The Texas Advanced Computing Center (TACC) at The University of Texas at Austin and a group of partners have received a $6 million National Science Foundation (NSF) grant to design, build and deploy Wrangler, a groundbreaking data analysis and management system for the national open science community.
TACC is already home to the Stampede supercomputer and hosted an earlier supercomputer called Ranger. The creation of Wrangler further enhances the university’s role as one of the nation’s top supercomputing sites.
“Wrangler advances the vision in data-centered science to tackle today’s most complex, extremely data-intensive challenges and issues,” said Bob Chadduck of the NSF Computer and Information Science and Engineering Directorate’s Division of Advanced Cyberinfrastructure. “NSF is proud to support this community-accessible, data-focused resource to advance science, engineering and education.”
The design and implementation of Wrangler responds to developments in technology and research practice that are collectively referred to as “Big Data” or the “Data Deluge,” encompassing a variety of needs related to research data storage, analysis and access in the sciences.
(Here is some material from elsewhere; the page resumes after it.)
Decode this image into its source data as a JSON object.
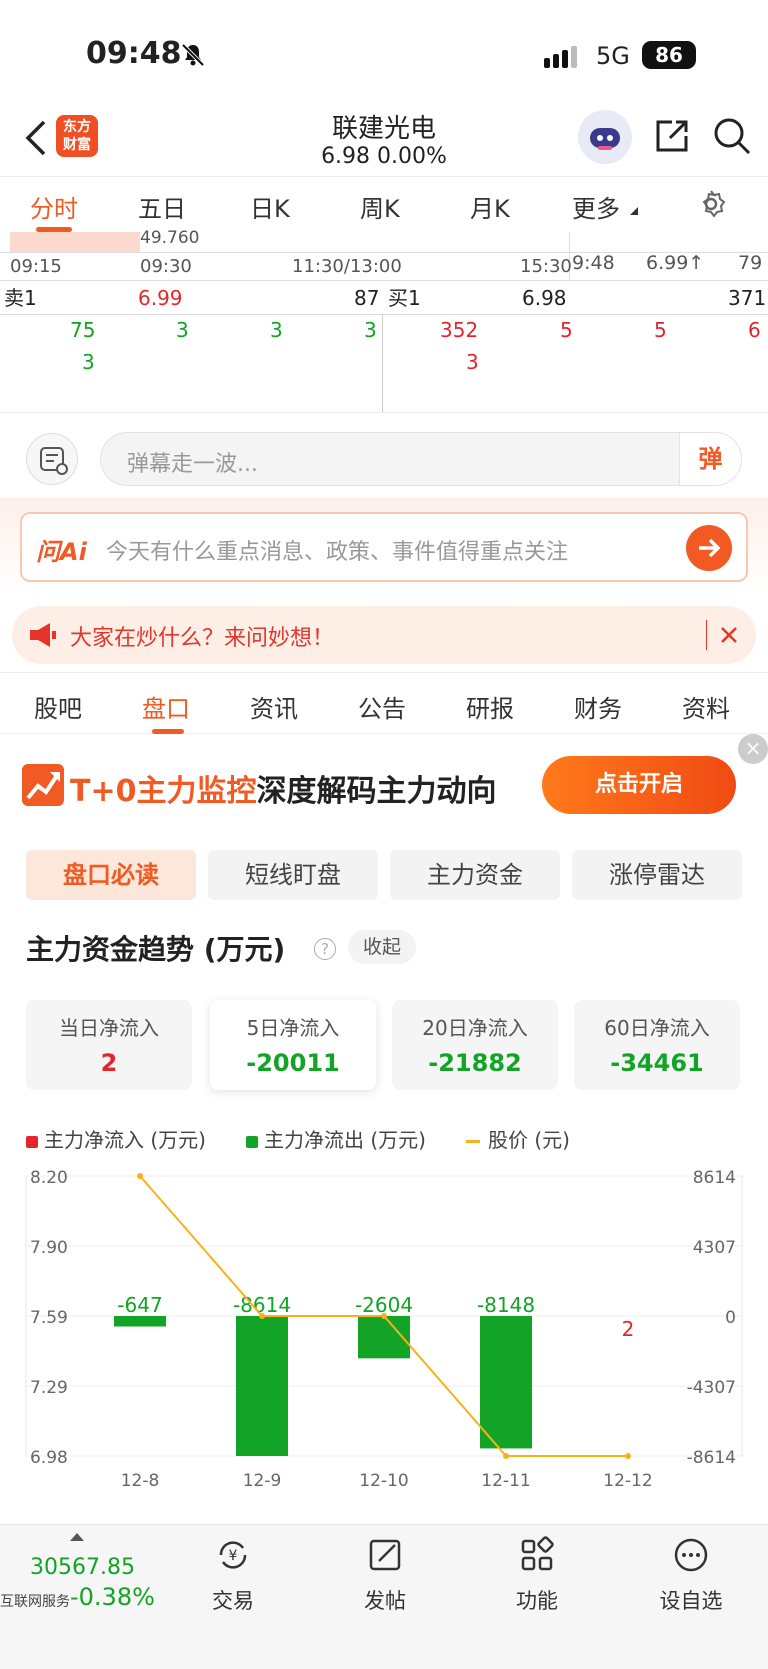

“Wrangler is designed from the ground up for emerging and existing applications in data-intensive science,” said Dan Stanzione, the lead principal investigator for the project and deputy director at TACC. “Wrangler will be one of the highest performance data analysis systems ever deployed and will be the most replicated, secure storage for the national open science community.”
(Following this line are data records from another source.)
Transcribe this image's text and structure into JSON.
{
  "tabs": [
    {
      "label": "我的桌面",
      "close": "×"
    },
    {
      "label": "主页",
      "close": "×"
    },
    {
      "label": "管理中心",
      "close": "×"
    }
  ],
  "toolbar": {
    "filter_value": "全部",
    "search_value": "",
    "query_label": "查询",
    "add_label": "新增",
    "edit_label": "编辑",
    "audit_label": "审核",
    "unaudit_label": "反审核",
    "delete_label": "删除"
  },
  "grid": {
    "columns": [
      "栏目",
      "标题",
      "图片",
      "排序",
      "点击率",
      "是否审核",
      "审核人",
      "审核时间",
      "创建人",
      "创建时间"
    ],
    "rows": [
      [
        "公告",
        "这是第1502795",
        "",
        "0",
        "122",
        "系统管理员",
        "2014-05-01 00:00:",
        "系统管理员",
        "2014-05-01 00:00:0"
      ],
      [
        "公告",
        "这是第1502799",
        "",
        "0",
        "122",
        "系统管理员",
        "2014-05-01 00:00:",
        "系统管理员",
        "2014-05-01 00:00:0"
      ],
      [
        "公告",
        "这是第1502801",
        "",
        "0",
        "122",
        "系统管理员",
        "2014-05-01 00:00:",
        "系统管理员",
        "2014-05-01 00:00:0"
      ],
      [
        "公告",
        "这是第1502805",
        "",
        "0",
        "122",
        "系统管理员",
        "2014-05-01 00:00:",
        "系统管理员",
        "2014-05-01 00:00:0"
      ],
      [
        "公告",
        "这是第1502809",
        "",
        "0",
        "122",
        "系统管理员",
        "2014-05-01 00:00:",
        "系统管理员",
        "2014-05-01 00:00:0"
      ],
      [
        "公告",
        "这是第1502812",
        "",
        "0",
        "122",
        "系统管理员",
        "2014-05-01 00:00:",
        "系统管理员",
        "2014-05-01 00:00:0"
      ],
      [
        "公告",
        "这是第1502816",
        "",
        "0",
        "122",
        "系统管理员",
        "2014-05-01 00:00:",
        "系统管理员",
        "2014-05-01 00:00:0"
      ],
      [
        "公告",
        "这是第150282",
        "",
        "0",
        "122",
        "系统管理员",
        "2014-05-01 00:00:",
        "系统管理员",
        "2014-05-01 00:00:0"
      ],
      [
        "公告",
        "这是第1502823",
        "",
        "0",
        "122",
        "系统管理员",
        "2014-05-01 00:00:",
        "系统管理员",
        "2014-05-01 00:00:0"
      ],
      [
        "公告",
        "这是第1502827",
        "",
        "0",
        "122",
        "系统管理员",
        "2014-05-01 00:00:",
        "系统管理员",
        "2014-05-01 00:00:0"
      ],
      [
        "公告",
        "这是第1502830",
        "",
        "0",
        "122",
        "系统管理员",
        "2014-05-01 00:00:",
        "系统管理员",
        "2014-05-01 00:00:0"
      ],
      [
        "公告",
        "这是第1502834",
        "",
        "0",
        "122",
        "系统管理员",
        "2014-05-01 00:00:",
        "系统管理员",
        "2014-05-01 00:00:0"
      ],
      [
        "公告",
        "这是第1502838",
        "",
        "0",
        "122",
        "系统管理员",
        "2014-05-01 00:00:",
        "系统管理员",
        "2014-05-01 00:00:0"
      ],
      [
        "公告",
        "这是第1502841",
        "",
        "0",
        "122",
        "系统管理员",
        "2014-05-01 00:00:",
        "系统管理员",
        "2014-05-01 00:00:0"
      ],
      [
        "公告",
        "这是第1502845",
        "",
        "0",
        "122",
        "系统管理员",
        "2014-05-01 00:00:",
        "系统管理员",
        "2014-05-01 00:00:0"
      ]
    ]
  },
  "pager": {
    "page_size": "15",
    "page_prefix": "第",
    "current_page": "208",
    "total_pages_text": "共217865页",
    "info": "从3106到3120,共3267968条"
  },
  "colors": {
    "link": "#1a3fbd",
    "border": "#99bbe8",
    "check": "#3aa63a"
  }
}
Wrangler will be capable of executing up to 275 million IOPS (input/output operations per second). In addition, the 10 petabyte disk storage system of Wrangler will be fully replicated to Indiana University, a partner in the project, providing data access reliability and security.
“This combination of unmatched transaction performance, massive bandwidth and capacity, and full data replication far exceed what is currently available to the open science community,” Stanzione said.
Dell Inc. and DSSD Inc. are the strategic partners providing the technology that make up the core of Wrangler.
In addition to hosting part of the system, Indiana University will participate in operations and training, and will help users optimize their network performance between their home institutions and Wrangler. The Computation Institute, a joint initiative of the University of Chicago and Argonne National Laboratory, will integrate their Globus Online service within the Wrangler project to make transferring data to and from Wrangler simple and fast.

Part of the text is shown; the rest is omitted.